While the alternative would be sole decentralized exchanges, where buyers and sellers engage in an open market of direct trading with no intermediaries, the landscape is still in its infancy. Many in the community have taken up Buterin’s rallying call, expressing their anger with the state of cryptocurrency and its heavy emphasis on the power of exchanges.

So, have cryptocurrency exchanges started to do more harm for the industry than good?

It depends on how you view the purpose of cryptocurrency.

A significant number of investors in cryptocurrency are solely that–traders looking to capitalize and make money through an emerging market. For this class of crypto user, exchanges offer the sole purpose and portal to accomplishing their goal, and provide significant advantages over the traditional market: miniscule fees (compared to stock brokers), 24/7 trading and a wide variety of assets to speculate on.

Particularly with the media emphasis on crypto and Bitcoin-based price movement, with CNBC regularly publishing the daily volatility of crypto to its largely removed audience, enthusiasts of the technology have to accept that a large market share is comprised of traders with no interest in learning about the underlying asset. Profit, or at least the promise of profit, is the primary motivator for this group, and they will continue to champion exchanges as the arbiter of their speculation.

But therein lies the problem most community members find with the present state of crypto-based exchanges: the emphasis is entirely on price as opposed to the advancement of technology.

In addition, the process of adoption for cryptocurrency becomes bastardized through the myopic lens of centralized exchanges. Communities, particularly for smaller projects and up-and-coming coins, rally around being listed on new exchanges as a way to gain exposure, rather than focusing on the real adoption of user driven problem solving and real-world use cases. The result is empty scaffolding that leads to the uncertain landscape of the current industry. Coins are pumped to billion dollar valuations through speculation alone, all driven through the back and forth actions of investors on exchanges. Yes, this plows capital into currencies, increasing the development budget of projects in addition to drawing more media attention.

But it also creates the appearance of the “bubble” that has become vogue to bandy about by entrenched Wall Street players. It is hard not to draw comparisons between cryptocurrency, in its present form, and the dot.com bubble that started the new millenium. Decentralized exchanges may not dampen the speculative driven growth, and they certainly do not provide the user-friendly approach of current exchanges, but it does give the process of cryptocurrency use more legitimacy.
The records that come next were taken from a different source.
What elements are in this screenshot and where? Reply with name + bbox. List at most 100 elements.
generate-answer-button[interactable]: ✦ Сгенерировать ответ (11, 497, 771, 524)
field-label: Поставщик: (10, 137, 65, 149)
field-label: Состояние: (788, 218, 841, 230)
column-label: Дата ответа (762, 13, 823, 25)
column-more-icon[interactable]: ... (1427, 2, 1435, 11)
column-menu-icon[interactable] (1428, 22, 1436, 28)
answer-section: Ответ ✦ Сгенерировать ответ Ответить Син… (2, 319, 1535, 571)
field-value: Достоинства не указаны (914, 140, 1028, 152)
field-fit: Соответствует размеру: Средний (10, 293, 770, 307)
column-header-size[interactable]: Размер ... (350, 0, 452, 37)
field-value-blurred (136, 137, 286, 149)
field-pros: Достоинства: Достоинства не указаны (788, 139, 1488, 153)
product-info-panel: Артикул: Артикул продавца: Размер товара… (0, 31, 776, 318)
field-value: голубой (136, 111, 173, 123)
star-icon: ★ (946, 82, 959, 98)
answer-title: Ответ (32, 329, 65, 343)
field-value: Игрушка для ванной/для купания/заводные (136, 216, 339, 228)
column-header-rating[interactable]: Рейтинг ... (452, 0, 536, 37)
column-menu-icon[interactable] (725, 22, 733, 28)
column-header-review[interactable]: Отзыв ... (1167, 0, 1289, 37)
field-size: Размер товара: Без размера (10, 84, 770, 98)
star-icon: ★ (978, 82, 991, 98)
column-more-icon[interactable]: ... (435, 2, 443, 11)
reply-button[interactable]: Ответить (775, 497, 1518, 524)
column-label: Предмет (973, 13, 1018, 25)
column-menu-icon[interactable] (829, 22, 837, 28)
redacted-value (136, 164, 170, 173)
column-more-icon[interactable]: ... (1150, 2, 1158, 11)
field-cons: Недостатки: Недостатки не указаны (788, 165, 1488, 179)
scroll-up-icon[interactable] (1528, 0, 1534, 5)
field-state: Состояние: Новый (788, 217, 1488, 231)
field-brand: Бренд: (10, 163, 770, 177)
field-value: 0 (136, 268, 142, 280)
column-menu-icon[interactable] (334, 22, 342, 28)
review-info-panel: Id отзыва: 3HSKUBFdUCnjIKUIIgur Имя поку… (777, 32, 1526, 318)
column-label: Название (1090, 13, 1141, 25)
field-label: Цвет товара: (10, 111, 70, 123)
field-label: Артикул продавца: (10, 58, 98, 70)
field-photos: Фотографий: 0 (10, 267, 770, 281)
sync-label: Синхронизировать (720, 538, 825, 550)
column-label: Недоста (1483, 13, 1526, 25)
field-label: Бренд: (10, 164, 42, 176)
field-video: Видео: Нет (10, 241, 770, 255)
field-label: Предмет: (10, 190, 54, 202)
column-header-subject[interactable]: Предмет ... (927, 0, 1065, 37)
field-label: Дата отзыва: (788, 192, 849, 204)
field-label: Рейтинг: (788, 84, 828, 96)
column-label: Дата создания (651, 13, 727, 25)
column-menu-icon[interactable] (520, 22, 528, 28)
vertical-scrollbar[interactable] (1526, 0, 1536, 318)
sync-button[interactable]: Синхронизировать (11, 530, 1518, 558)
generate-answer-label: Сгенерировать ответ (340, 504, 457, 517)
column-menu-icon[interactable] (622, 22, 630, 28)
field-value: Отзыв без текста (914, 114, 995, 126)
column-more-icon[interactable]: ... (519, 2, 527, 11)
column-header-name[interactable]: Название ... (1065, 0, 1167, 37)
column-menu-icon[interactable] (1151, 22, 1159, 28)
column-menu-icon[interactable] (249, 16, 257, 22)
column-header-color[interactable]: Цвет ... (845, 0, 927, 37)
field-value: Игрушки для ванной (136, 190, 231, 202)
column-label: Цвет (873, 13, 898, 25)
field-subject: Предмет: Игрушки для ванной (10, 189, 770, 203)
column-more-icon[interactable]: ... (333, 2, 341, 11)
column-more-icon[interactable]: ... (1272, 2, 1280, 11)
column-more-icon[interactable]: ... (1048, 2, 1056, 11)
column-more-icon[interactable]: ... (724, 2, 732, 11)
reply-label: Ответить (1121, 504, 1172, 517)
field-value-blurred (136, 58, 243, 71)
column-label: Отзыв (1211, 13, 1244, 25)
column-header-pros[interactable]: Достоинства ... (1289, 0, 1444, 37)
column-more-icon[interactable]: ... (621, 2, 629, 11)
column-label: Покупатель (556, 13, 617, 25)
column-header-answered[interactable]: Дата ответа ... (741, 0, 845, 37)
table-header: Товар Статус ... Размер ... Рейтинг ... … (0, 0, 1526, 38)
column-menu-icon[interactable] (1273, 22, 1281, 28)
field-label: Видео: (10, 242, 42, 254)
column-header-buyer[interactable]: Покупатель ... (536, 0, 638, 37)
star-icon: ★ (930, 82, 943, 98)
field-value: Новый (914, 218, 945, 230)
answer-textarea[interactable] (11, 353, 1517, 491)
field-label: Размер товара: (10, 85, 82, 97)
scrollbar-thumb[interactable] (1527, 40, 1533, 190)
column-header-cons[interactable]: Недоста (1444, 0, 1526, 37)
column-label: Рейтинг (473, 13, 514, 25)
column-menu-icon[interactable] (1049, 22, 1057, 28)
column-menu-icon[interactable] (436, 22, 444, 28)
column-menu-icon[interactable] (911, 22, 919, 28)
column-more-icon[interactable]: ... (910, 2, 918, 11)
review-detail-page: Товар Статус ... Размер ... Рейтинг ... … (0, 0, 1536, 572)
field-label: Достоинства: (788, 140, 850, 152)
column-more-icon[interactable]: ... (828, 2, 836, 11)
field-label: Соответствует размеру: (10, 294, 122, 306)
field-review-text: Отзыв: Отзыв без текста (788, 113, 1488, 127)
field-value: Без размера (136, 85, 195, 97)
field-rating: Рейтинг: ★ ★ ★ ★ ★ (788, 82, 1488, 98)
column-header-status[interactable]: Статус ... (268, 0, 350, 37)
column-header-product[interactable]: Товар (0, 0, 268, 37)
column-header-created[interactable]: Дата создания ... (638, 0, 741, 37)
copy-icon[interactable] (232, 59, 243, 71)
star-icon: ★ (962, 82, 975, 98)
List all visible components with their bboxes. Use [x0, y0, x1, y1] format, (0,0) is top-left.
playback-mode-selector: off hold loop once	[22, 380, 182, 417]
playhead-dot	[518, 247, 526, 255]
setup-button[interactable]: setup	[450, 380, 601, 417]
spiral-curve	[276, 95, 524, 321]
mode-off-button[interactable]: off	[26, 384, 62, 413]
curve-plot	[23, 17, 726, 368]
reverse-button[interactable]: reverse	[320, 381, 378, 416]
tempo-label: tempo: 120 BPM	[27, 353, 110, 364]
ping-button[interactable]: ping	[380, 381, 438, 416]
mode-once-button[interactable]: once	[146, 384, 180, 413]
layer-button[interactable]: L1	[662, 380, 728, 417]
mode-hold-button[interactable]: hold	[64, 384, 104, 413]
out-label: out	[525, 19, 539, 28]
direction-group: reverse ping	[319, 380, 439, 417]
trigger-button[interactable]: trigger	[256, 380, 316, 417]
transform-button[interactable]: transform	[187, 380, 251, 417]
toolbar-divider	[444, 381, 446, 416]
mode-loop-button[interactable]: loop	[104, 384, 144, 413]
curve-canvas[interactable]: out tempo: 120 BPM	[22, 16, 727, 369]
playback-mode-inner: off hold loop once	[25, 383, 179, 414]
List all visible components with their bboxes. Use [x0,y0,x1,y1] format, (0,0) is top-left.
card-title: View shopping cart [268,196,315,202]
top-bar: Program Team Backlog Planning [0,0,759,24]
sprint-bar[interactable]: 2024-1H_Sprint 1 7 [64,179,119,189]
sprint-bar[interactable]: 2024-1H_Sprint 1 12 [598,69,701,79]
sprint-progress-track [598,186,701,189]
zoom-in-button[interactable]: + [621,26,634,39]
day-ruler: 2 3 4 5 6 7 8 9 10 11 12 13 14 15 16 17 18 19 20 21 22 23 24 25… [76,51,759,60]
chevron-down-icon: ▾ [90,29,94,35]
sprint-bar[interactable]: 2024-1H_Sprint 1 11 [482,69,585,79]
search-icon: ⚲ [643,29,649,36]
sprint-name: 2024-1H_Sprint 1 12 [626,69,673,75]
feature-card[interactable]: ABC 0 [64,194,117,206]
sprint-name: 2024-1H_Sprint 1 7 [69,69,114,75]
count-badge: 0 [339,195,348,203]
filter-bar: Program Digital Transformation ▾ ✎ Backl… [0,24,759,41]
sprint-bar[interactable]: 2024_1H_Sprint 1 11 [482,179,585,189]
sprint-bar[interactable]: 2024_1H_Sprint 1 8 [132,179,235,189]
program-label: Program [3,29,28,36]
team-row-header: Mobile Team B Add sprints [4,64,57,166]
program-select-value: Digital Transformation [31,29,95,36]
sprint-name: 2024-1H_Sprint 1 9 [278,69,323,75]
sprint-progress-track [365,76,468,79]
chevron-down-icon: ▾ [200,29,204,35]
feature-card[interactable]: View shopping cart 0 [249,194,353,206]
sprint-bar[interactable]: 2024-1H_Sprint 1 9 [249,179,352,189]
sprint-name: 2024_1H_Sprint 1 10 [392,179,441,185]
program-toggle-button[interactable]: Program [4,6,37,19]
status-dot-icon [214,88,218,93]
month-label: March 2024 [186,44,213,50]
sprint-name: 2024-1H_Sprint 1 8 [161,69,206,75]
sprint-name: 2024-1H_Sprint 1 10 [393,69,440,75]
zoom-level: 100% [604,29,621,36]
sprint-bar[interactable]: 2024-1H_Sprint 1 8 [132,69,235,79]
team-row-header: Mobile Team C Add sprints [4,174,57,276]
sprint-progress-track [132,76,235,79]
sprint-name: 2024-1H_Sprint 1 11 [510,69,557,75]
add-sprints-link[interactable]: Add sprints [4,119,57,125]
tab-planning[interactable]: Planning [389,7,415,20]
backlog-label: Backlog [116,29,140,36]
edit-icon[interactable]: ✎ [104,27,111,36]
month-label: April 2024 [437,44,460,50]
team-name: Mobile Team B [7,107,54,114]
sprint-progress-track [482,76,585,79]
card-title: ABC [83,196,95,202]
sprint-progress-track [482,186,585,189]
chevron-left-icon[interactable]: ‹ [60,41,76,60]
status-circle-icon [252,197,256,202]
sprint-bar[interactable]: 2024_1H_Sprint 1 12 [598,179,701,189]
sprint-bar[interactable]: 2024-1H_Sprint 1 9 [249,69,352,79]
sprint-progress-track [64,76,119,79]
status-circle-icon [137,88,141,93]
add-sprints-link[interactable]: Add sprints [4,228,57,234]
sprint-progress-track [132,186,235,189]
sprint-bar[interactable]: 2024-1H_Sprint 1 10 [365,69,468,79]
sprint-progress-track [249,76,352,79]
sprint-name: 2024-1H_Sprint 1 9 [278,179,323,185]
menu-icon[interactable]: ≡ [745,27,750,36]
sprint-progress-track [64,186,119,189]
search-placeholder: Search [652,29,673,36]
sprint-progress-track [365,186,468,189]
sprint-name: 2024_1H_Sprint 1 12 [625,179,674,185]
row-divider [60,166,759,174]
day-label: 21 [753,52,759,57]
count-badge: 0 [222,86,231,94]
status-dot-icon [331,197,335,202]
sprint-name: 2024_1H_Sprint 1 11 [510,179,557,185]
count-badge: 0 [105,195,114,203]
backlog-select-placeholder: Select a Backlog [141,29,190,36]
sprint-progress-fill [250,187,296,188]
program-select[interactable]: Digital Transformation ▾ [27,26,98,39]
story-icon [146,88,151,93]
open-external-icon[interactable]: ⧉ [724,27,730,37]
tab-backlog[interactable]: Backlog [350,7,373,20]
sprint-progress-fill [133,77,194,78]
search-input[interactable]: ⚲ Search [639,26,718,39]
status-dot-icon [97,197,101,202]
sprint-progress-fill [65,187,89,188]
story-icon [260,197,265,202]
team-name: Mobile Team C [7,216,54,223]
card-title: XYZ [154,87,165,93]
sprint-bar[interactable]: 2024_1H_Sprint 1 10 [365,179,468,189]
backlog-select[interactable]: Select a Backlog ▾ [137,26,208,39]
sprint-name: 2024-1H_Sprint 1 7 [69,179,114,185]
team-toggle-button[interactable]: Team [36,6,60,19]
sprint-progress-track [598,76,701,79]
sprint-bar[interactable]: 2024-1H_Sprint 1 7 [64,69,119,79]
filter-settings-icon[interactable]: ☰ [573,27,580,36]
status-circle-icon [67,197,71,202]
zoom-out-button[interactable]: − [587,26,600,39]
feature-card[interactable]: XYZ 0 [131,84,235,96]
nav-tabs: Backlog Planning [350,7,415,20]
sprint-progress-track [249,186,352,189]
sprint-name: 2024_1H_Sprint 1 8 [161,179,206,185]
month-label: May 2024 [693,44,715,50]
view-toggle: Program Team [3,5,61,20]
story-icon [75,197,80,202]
Trading crypto for crypto, through direct market tunnels as opposed to intermediaries, symbolizes what decentralized money is capable of and how it can differentiate from fiat.

Cryptocurrency exchanges provide the most simplistic solution for giving people, particularly newcomers to the industry, accessibility to their cryptocurrency of choice. But so long as exchanges partake in centralized efforts, they signal to the community of cryptocurrency that their existence is to profit from the industry–whatever the cost may be. Exchanges, like all companies, have a right to pursue profits. But cryptocurrency communities should keep in mind that clamoring for exchange driven growth is prioritizing market cap today in lieu of real adoption.